Furthermore, differences in dosing schedule between the three different regimens should also be noted: D-Pd was delivered as a continuous therapy, Vd as a fixed duration therapy, and the D-Vd regimen was partly discontinued after induction.

Despite these limitations ITCs offer a valuable alternative to head-to-head trials that can be used to leverage results from clinical trials that share a common comparator arm. Comparisons using individual patient-level data for at least one of the treatment arms of interest produce stronger results than those using aggregate data.
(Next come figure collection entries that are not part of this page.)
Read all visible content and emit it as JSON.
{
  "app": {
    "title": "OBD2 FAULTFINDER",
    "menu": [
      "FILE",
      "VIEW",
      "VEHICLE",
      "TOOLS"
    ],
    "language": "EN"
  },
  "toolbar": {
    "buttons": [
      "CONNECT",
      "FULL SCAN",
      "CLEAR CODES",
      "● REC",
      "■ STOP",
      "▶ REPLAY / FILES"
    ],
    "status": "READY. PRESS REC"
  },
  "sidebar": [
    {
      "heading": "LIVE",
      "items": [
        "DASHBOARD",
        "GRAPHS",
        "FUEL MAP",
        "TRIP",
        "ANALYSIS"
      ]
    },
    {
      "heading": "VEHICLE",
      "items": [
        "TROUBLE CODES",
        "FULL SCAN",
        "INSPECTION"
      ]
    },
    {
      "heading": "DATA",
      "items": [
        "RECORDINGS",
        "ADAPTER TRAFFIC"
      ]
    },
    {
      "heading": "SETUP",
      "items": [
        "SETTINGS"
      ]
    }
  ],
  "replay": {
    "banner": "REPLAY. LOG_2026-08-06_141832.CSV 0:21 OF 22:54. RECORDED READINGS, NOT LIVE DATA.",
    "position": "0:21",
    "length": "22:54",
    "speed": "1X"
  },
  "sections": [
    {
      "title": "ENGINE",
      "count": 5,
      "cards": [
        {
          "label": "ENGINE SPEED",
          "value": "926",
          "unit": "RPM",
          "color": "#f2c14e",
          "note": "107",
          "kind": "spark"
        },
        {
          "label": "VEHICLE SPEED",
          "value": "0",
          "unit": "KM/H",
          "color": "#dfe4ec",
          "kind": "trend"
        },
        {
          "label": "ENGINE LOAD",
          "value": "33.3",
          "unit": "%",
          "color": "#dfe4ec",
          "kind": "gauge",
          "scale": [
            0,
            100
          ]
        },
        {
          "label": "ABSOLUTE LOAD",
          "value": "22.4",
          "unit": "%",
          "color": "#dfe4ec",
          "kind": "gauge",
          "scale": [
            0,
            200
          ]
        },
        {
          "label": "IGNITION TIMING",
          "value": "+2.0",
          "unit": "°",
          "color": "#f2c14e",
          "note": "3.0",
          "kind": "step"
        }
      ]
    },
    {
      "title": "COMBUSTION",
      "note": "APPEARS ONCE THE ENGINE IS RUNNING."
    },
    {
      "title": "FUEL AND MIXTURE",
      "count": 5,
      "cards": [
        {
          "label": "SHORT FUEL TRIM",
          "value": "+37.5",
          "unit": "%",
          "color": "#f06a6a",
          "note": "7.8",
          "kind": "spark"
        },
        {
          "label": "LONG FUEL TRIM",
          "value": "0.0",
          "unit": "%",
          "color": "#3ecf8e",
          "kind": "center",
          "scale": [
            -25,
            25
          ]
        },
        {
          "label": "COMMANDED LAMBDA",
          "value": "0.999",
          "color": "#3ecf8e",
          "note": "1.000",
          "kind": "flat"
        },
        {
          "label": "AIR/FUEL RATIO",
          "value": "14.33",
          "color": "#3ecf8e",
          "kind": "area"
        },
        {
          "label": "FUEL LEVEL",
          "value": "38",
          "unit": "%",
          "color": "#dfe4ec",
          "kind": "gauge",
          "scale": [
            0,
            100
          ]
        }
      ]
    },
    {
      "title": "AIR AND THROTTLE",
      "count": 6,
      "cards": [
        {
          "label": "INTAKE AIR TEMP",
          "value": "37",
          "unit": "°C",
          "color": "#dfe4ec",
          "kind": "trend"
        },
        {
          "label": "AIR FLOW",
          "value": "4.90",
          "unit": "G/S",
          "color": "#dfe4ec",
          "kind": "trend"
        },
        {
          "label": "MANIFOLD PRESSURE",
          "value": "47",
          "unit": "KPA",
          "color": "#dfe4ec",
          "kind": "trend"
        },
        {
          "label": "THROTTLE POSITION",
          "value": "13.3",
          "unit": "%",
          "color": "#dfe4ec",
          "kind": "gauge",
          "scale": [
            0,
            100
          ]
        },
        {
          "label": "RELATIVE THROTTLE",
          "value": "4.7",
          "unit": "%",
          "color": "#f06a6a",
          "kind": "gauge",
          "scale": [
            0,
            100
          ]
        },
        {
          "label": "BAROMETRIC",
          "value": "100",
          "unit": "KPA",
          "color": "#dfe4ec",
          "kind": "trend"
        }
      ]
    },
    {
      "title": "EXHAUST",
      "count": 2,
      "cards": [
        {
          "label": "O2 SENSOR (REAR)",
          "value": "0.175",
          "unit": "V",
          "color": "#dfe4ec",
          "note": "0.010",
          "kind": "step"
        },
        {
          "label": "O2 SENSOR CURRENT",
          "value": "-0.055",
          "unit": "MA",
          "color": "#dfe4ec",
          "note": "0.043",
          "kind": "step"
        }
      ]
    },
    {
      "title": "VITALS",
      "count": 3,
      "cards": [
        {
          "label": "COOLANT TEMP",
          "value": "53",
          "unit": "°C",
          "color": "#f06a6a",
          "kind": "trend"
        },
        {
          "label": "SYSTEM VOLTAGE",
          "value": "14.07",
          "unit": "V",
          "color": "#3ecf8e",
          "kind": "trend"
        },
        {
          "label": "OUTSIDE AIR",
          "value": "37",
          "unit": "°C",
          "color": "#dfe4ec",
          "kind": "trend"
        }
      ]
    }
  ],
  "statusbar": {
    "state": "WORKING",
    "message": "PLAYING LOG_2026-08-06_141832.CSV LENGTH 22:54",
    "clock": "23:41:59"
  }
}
For ITC results to be considered valid, populations must be sufficiently similar; as shown in the ITC analyses, different techniques can be applied to balance baseline characteristics so that cohorts are more similar.

Conclusions

The results of this ITC demonstrated a PFS benefit for D-Pd compared with D-Vd and Vd in patients with RRMM with previous exposure to a PI and an IMiD. Results were generally consistent irrespective of the type of adjustment used. Despite the inability to adjust for ISS stage and MM type and the residual imbalances between treatment cohorts, these findings provide support in favor of using D-Pd in a population of patients with difficult-to-treat RRMM who have been exposed to both a PI and an IMiD.